Another series of blinding multiple flashes filled the air between them. Omarov now decidedly upon the defensive, Yvan Dragomilov fell this time, struggling to retain his sweaty grasp on the slippery remote in his left hand. Unlike his opponent, the master-merchant leaned in hard to make the best advantage of it, but Yvan Dragomilov raised his weapon to meet the merchant's. Their gleaming axes collided once again, showering both with brilliant, painful motes of energy, echoing in miniature the fury of the storm still raging around them, almost forgotten, as they fought. An infinitesimal pause. The look that passed between them was one of recognition and of parting, as if each, being at the end of his capacity and resigned to oblivion, realized that only one would walk away from this and live again. The moment ended. Again they hacked away at each other.
Omarov's arm shot forward as if he could augment his quickblade's energy with muscle power. He was answered with an upraised axis. Their weapons clashed a final time. Still flat on his back, Yvan Dragomilov forced Omarov to retreat and arose by sheer strength and determination, launching an immediate attack of his own, a single, slashing thrust. Its object parried, countering with a blur of weary overhand flailing. Yvan Dragomilov, also long since exhausted, parried and flailed himself, wide of the mark, as Omarov backed away another step.

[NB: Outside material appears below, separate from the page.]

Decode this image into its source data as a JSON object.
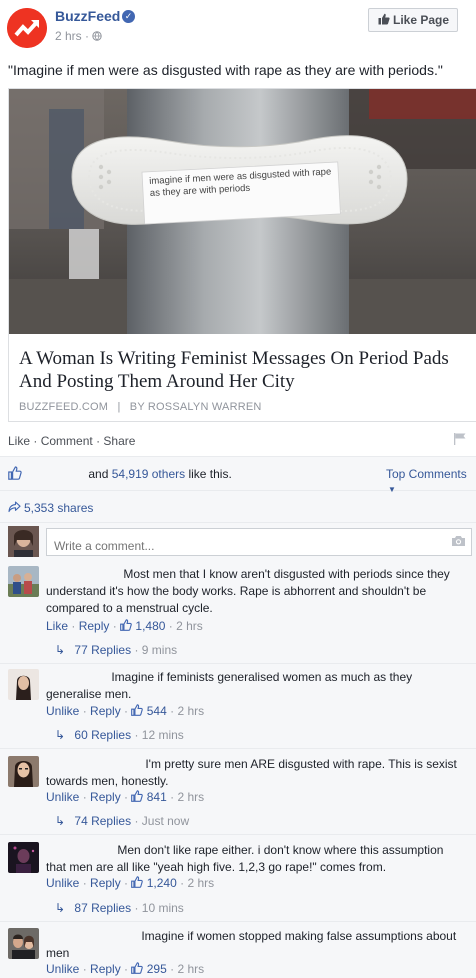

This time, as Omarov attacked, Yvan Dragomilov ducked inside his guard, crouching to the deck. He rose and let Omarov's momentum take him past, turned, and jabbed him in the back with his quickblade, delivering the weapon full power into the man's kidney. The breathless victor backed away three steps. Omarov fell to the deck, his eyes already glazing, his wide, cruel mouth silenced forevermore.
"And that, my comrade, ends a policy of repeated mercies which should never have begun!" Aware, suddenly, that he still held the remote in his left hand, he overrode the setting and tossed it into the purge-field. It struck with a flash and crackled and disappeared. Speaking to Yozhov-Sorokin, he pointed a weapon-heavy hand towards the object that had once been Turr Omarov. "Get that thing out of my sight!"